The goal is to minimize the weight of the structure.

Table 5.4 Properties of design and random parameters of vehicle side impact model

Again, the same settings were used for crossover and mutation and, in all cases analyzed, the size of the population and was fixed to 30 individuals that have evolved over 3,000 generations. The Montecarlo sample size was set to 100,000. Figure 5.7 shows, both in tabular and number line format, the values of the objective function for different reliability values (expressed both in percentage and in \(\beta ^r\) terms). These values are compared both with the deterministic case, calculated by setting the parameters \(z_{10}\) and \(z_{11}\) to zero (average value), that with the case here called “best outcome”, obtained by considering also the two parameters \(z_{10}\) and \(z_{11}\) as deterministic variables of the problem.

Fig. 5.7
figure 7

Best optimization result as a function of the reliability index for the crash-worthiness vehicle side impact problem

7 Conclusions

An alternative approach to the optimization under uncertainty has been introduced and illustrated with examples related to both robust and reliability based design optimization. Furthermore, a method, based on the well known bootstrap statistical technique, has been introduced to estimate the error introduced by the usage of the ECDF instead of the true CDF.

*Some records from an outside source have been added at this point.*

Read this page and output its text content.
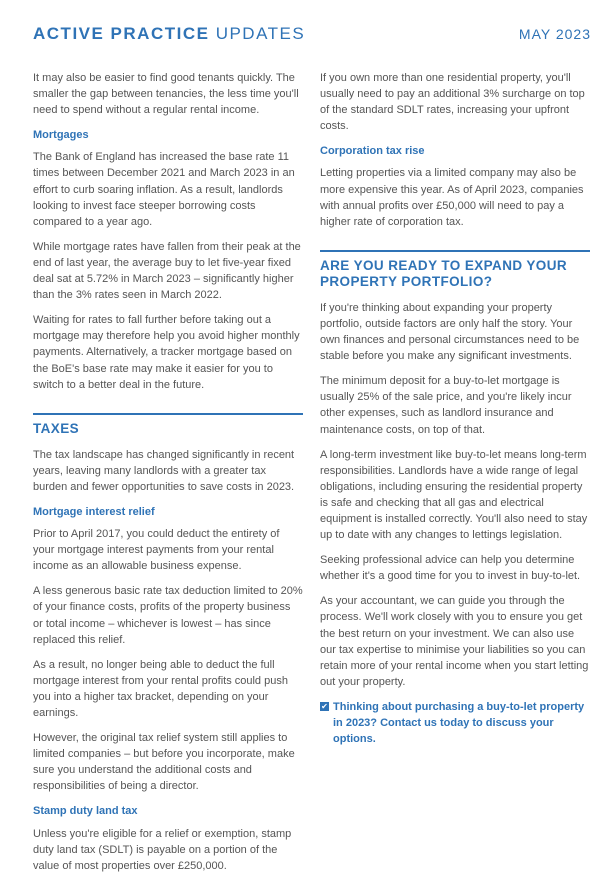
ACTIVE PRACTICE UPDATES	MAY 2023

It may also be easier to find good tenants quickly. The smaller the gap between tenancies, the less time you'll need to spend without a regular rental income.

Mortgages

The Bank of England has increased the base rate 11 times between December 2021 and March 2023 in an effort to curb soaring inflation. As a result, landlords looking to invest face steeper borrowing costs compared to a year ago.

While mortgage rates have fallen from their peak at the end of last year, the average buy to let five-year fixed deal sat at 5.72% in March 2023 – significantly higher than the 3% rates seen in March 2022.

Waiting for rates to fall further before taking out a mortgage may therefore help you avoid higher monthly payments. Alternatively, a tracker mortgage based on the BoE's base rate may make it easier for you to switch to a better deal in the future.

TAXES

The tax landscape has changed significantly in recent years, leaving many landlords with a greater tax burden and fewer opportunities to save costs in 2023.

Mortgage interest relief

Prior to April 2017, you could deduct the entirety of your mortgage interest payments from your rental income as an allowable business expense.

A less generous basic rate tax deduction limited to 20% of your finance costs, profits of the property business or total income – whichever is lowest – has since replaced this relief.

As a result, no longer being able to deduct the full mortgage interest from your rental profits could push you into a higher tax bracket, depending on your earnings.

However, the original tax relief system still applies to limited companies – but before you incorporate, make sure you understand the additional costs and responsibilities of being a director.

Stamp duty land tax

Unless you're eligible for a relief or exemption, stamp duty land tax (SDLT) is payable on a portion of the value of most properties over £250,000.

If you own more than one residential property, you'll usually need to pay an additional 3% surcharge on top of the standard SDLT rates, increasing your upfront costs.

Corporation tax rise

Letting properties via a limited company may also be more expensive this year. As of April 2023, companies with annual profits over £50,000 will need to pay a higher rate of corporation tax.

ARE YOU READY TO EXPAND YOUR PROPERTY PORTFOLIO?

If you're thinking about expanding your property portfolio, outside factors are only half the story. Your own finances and personal circumstances need to be stable before you make any significant investments.

The minimum deposit for a buy-to-let mortgage is usually 25% of the sale price, and you're likely incur other expenses, such as landlord insurance and maintenance costs, on top of that.

A long-term investment like buy-to-let means long-term responsibilities. Landlords have a wide range of legal obligations, including ensuring the residential property is safe and checking that all gas and electrical equipment is installed correctly. You'll also need to stay up to date with any changes to lettings legislation.

Seeking professional advice can help you determine whether it's a good time for you to invest in buy-to-let.

As your accountant, we can guide you through the process. We'll work closely with you to ensure you get the best return on your investment. We can also use our tax expertise to minimise your liabilities so you can retain more of your rental income when you start letting out your property.

✔ Thinking about purchasing a buy-to-let property in 2023? Contact us today to discuss your options.
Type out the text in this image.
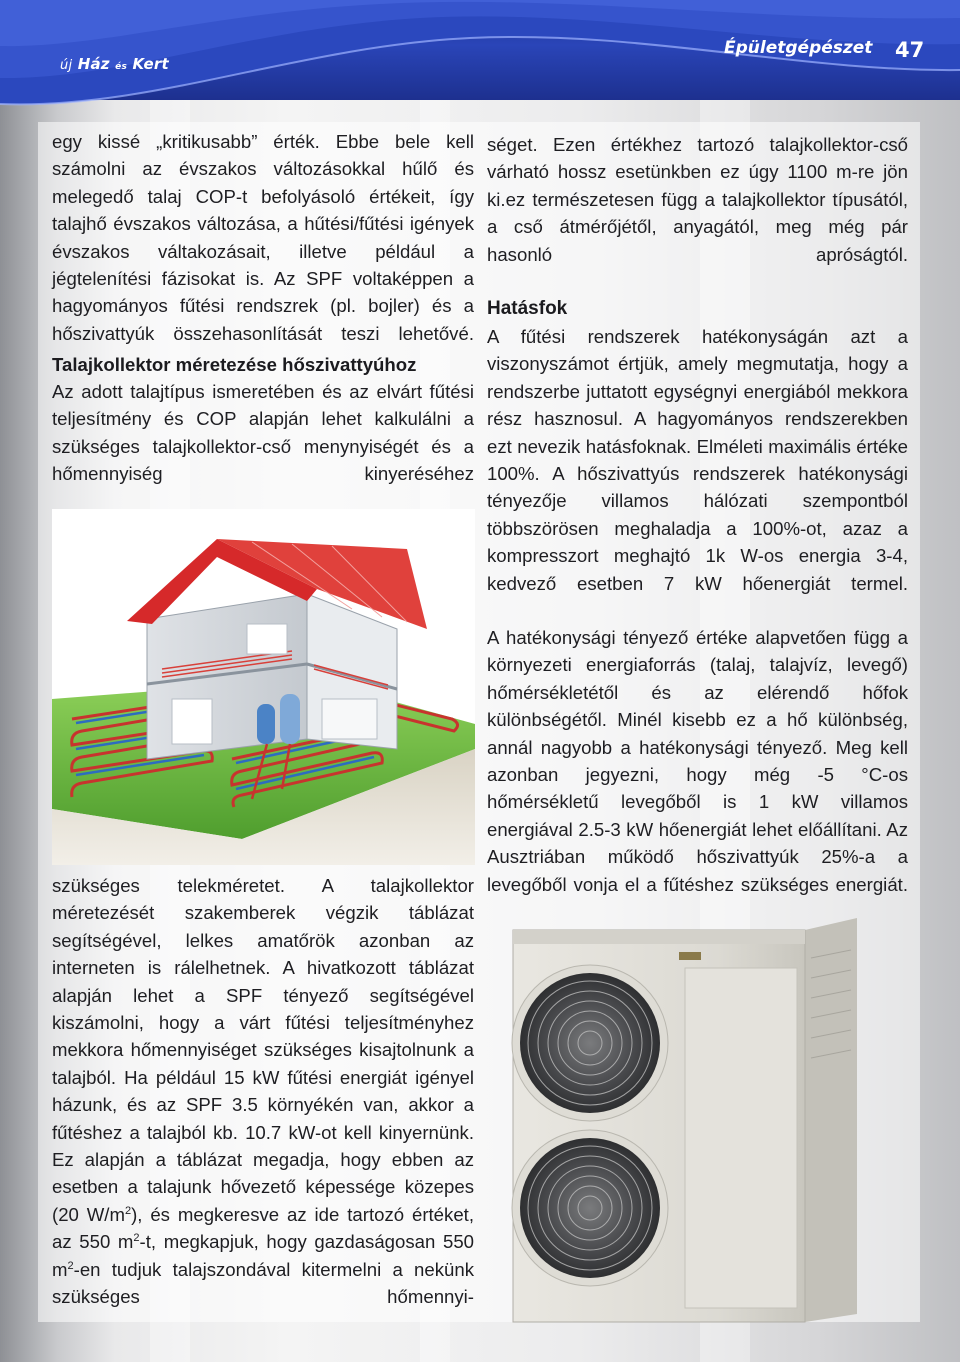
új Ház és Kert
Épületgépészet 47
egy kissé „kritikusabb” érték. Ebbe bele kell számolni az évszakos változásokkal hűlő és melegedő talaj COP-t befolyásoló értékeit, így talajhő évszakos változása, a hűtési/fűtési igények évszakos váltakozásait, illetve például a jégtelenítési fázisokat is. Az SPF voltaképpen a hagyományos fűtési rendszrek (pl. bojler) és a hőszivattyúk összehasonlítását teszi lehetővé.
Talajkollektor méretezése hőszivattyúhoz
Az adott talajtípus ismeretében és az elvárt fűtési teljesítmény és COP alapján lehet kalkulálni a szükséges talajkollektor-cső menynyiségét és a hőmennyiség kinyeréséhez
szükséges telekméretet. A talajkollektor méretezését szakemberek végzik táblázat segítségével, lelkes amatőrök azonban az interneten is rálelhetnek. A hivatkozott táblázat alapján lehet a SPF tényező segítségével kiszámolni, hogy a várt fűtési teljesítményhez mekkora hőmennyiséget szükséges kisajtolnunk a talajból. Ha például 15 kW fűtési energiát igényel házunk, és az SPF 3.5 környékén van, akkor a fűtéshez a talajból kb. 10.7 kW-ot kell kinyernünk. Ez alapján a táblázat megadja, hogy ebben az esetben a talajunk hővezető képessége közepes (20 $W/m^2$), és megkeresve az ide tartozó értéket, az 550 $m^2-t$, megkapjuk, hogy gazdaságosan 550 $m^2-en$ tudjuk talajszondával kitermelni a nekünk szükséges hőmennyi-
séget. Ezen értékhez tartozó talajkollektor-cső várható hossz esetünkben ez úgy 1100 m-re jön ki.ez természetesen függ a talajkollektor típusától, a cső átmérőjétől, anyagától, meg még pár hasonló apróságtól.
Hatásfok
A fűtési rendszerek hatékonyságán azt a viszonyszámot értjük, amely megmutatja, hogy a rendszerbe juttatott egységnyi energiából mekkora rész hasznosul. A hagyományos rendszerekben ezt nevezik hatásfoknak. Elméleti maximális értéke 100%. A hőszivattyús rendszerek hatékonysági tényezője villamos hálózati szempontból többszörösen meghaladja a 100%-ot, azaz a kompresszort meghajtó 1k W-os energia 3-4, kedvező esetben 7 kW hőenergiát termel.
A hatékonysági tényező értéke alapvetően függ a környezeti energiaforrás (talaj, talajvíz, levegő) hőmérsékletétől és az elérendő hőfok különbségétől. Minél kisebb ez a hő különbség, annál nagyobb a hatékonysági tényező. Meg kell azonban jegyezni, hogy még -5 °C-os hőmérsékletű levegőből is 1 kW villamos energiával 2.5-3 kW hőenergiát lehet előállítani. Az Ausztriában működő hőszivattyúk 25%-a a levegőből vonja el a fűtéshez szükséges energiát.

The algorithm used for optimization is a classical genetic algorithm, but, to further improve the proposed procedure, an optimization algorithm capable of accounting for the errors in the estimation of the CDF has to be conceived. This is a very important topic and it will be subject of next research work. In particular, to reduce the curse of dimensionality, the effect of different sampling methodologies, like stochastic collocation, on the estimation of the ECDF will be considered in future works. Indeed the possibility to use the error on the ECDF estimator to properly refine the probability space using adaptive uncertainty quantification algorithms will be explored.